Au fil des ans, il y aurait eu environ 2700 trous creusés pêle-mêle sur le futur site du terminus Saint-Roch pour y enterrer des cercueils de bois.

Le RTC déterre des ossements humains! [VIDÉO]

Le Réseau de transport de la Capitale (RTC) a trouvé des ossements humains à l’intersection des rues de la Croix-Rouge et de la Pointe-aux-Lièvres, dans le terrain qui accueillera un important terminus du futur réseau structurant de transport en commun.

Pas de panique! Les policiers n’ont pas été appelés… plutôt des archéologues spécialisés, des bioarchéologues. 

Pour se situer un peu mieux, souvenons-nous que ce terrain logeait la Croix-Rouge et un édifice du gouvernement fédéral. Les deux ont été rasés pour que puisse germer le «pôle d’échanges Saint-Roch» du RTC. Là se croiseront des bus et le tramway.
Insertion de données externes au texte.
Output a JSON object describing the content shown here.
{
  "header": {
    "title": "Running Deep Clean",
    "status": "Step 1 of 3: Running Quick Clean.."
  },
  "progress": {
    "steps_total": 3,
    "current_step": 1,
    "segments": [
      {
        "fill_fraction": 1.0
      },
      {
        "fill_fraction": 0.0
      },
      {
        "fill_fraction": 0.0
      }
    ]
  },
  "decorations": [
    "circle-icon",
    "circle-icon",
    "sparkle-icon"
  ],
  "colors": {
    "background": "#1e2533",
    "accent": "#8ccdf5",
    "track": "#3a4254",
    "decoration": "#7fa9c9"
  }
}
Sauf que pour pouvoir construire, il faut d’abord creuser. Et sous terre, il y a des vestiges historiques.

Ancien cimetière

Durant le régime français, avant la Conquête de 1759-1760, des plans d’époque indiquent qu’il y avait des canons dans le champ. Ceux-ci pointaient vers la rivière pour protéger un pont, explique un archéologue consultant de la Ville, Mario Savard. Mais les traces de cette occupation se trouvent sous les couches supérieures occupées par le reliquat des industries qui se sont plus tard installées le long de la Saint-Charles.
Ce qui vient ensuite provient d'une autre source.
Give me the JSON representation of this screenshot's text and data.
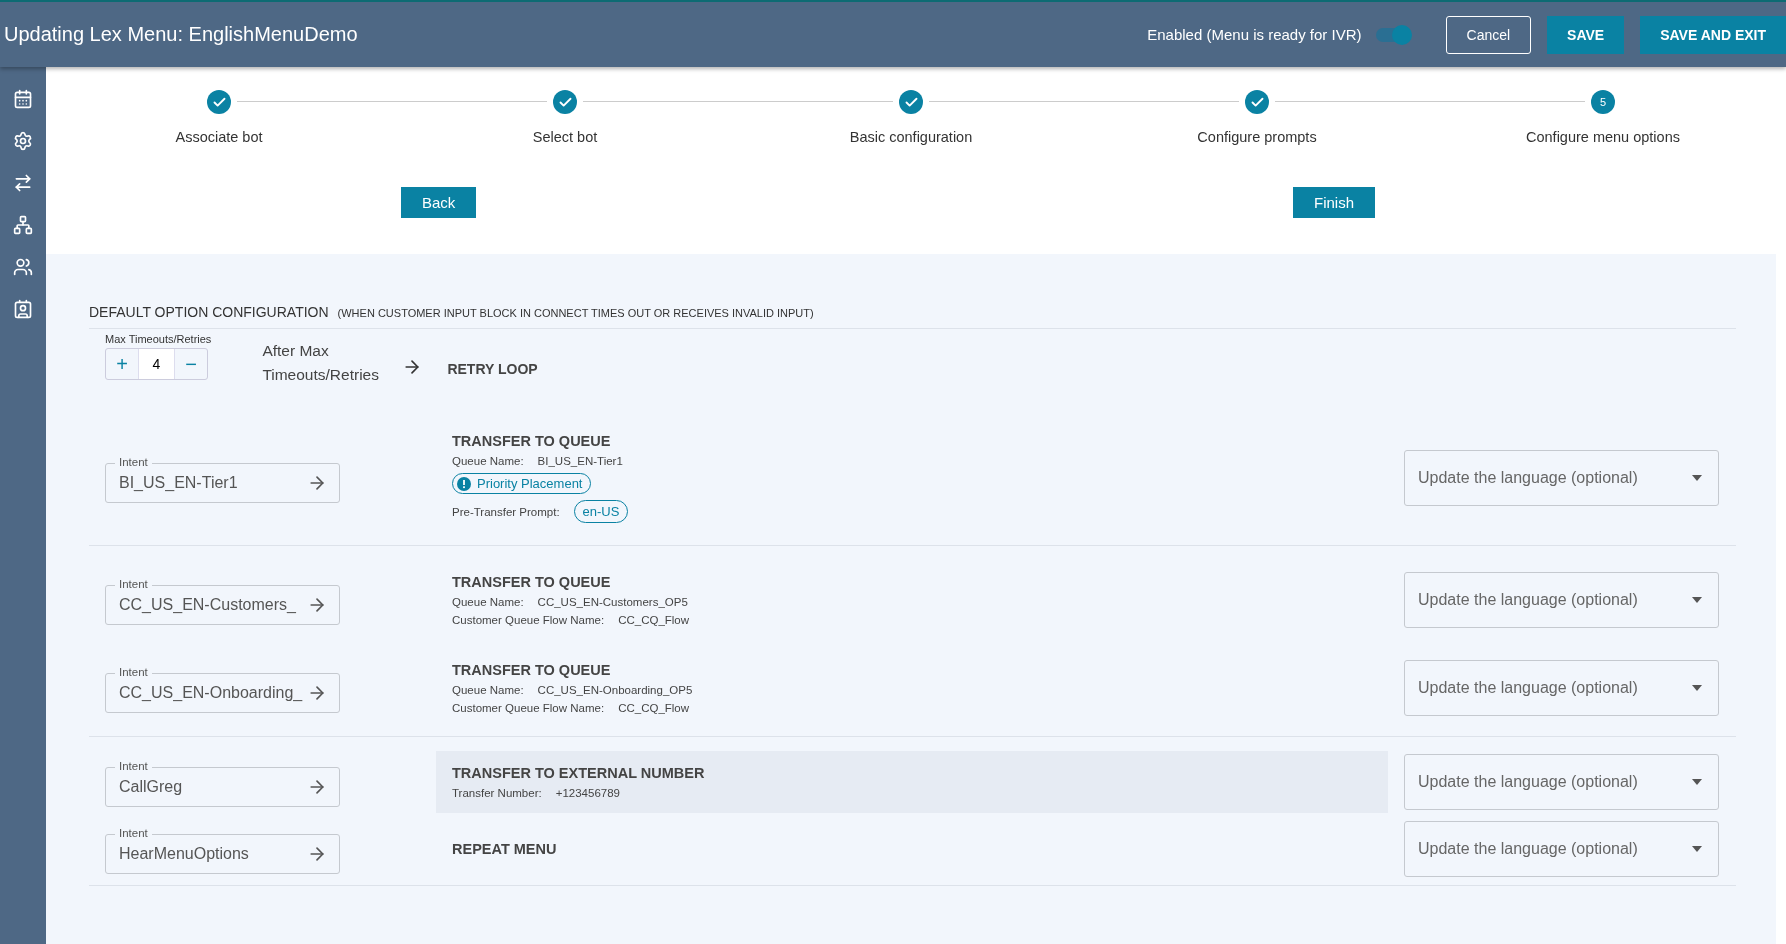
{
  "header": {
    "title": "Updating Lex Menu: EnglishMenuDemo",
    "status_label": "Enabled (Menu is ready for IVR)",
    "enabled": true,
    "buttons": [
      {
        "label": "Cancel",
        "kind": "outline"
      },
      {
        "label": "SAVE",
        "kind": "primary"
      },
      {
        "label": "SAVE AND EXIT",
        "kind": "primary"
      }
    ]
  },
  "sidebar": {
    "items": [
      {
        "kind": "calendar"
      },
      {
        "kind": "settings"
      },
      {
        "kind": "merge"
      },
      {
        "kind": "hierarchy"
      },
      {
        "kind": "people"
      },
      {
        "kind": "contact"
      }
    ]
  },
  "steps": [
    {
      "label": "Associate bot",
      "completed": true
    },
    {
      "label": "Select bot",
      "completed": true
    },
    {
      "label": "Basic configuration",
      "completed": true
    },
    {
      "label": "Configure prompts",
      "completed": true
    },
    {
      "label": "Configure menu options",
      "completed": false,
      "number": "5"
    }
  ],
  "nav_buttons": {
    "back": "Back",
    "finish": "Finish"
  },
  "default_option": {
    "title": "DEFAULT OPTION CONFIGURATION",
    "subtitle": "(WHEN CUSTOMER INPUT BLOCK IN CONNECT TIMES OUT OR RECEIVES INVALID INPUT)",
    "max_label": "Max Timeouts/Retries",
    "plus": "+",
    "value": "4",
    "minus": "−",
    "after_label": "After Max Timeouts/Retries",
    "action": "RETRY LOOP"
  },
  "groups": [
    [
      {
        "intent_label": "Intent",
        "intent": "BI_US_EN-Tier1",
        "highlighted": false,
        "action": "TRANSFER TO QUEUE",
        "details": [
          {
            "kind": "field",
            "label": "Queue Name:",
            "value": "BI_US_EN-Tier1"
          },
          {
            "kind": "badge",
            "value": "Priority Placement"
          },
          {
            "kind": "chip",
            "label": "Pre-Transfer Prompt:",
            "value": "en-US"
          }
        ],
        "language": {
          "placeholder": "Update the language (optional)"
        }
      }
    ],
    [
      {
        "intent_label": "Intent",
        "intent": "CC_US_EN-Customers_",
        "highlighted": false,
        "action": "TRANSFER TO QUEUE",
        "details": [
          {
            "kind": "field",
            "label": "Queue Name:",
            "value": "CC_US_EN-Customers_OP5"
          },
          {
            "kind": "field",
            "label": "Customer Queue Flow Name:",
            "value": "CC_CQ_Flow"
          }
        ],
        "language": {
          "placeholder": "Update the language (optional)"
        }
      },
      {
        "intent_label": "Intent",
        "intent": "CC_US_EN-Onboarding_",
        "highlighted": false,
        "action": "TRANSFER TO QUEUE",
        "details": [
          {
            "kind": "field",
            "label": "Queue Name:",
            "value": "CC_US_EN-Onboarding_OP5"
          },
          {
            "kind": "field",
            "label": "Customer Queue Flow Name:",
            "value": "CC_CQ_Flow"
          }
        ],
        "language": {
          "placeholder": "Update the language (optional)"
        }
      }
    ],
    [
      {
        "intent_label": "Intent",
        "intent": "CallGreg",
        "highlighted": true,
        "action": "TRANSFER TO EXTERNAL NUMBER",
        "details": [
          {
            "kind": "field",
            "label": "Transfer Number:",
            "value": "+123456789"
          }
        ],
        "language": {
          "placeholder": "Update the language (optional)"
        }
      },
      {
        "intent_label": "Intent",
        "intent": "HearMenuOptions",
        "highlighted": false,
        "action": "REPEAT MENU",
        "language": {
          "placeholder": "Update the language (optional)"
        }
      }
    ]
  ]
}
Le site a également servi de cimetière. Autour de 1824, la construction de l’hôpital de la marine a été entreprise — celui-ci deviendra l’hospice Saint-Charles au siècle suivant. Et sur le lot étaient enterrés les marins morts, probablement aussi des immigrants qui étaient malades, mais avaient réussi à éviter la quarantaine de Grosse-Île.

Puis, en 1832, le choléra s’est abattu sur la capitale. M. Savard évoque 6000 morts.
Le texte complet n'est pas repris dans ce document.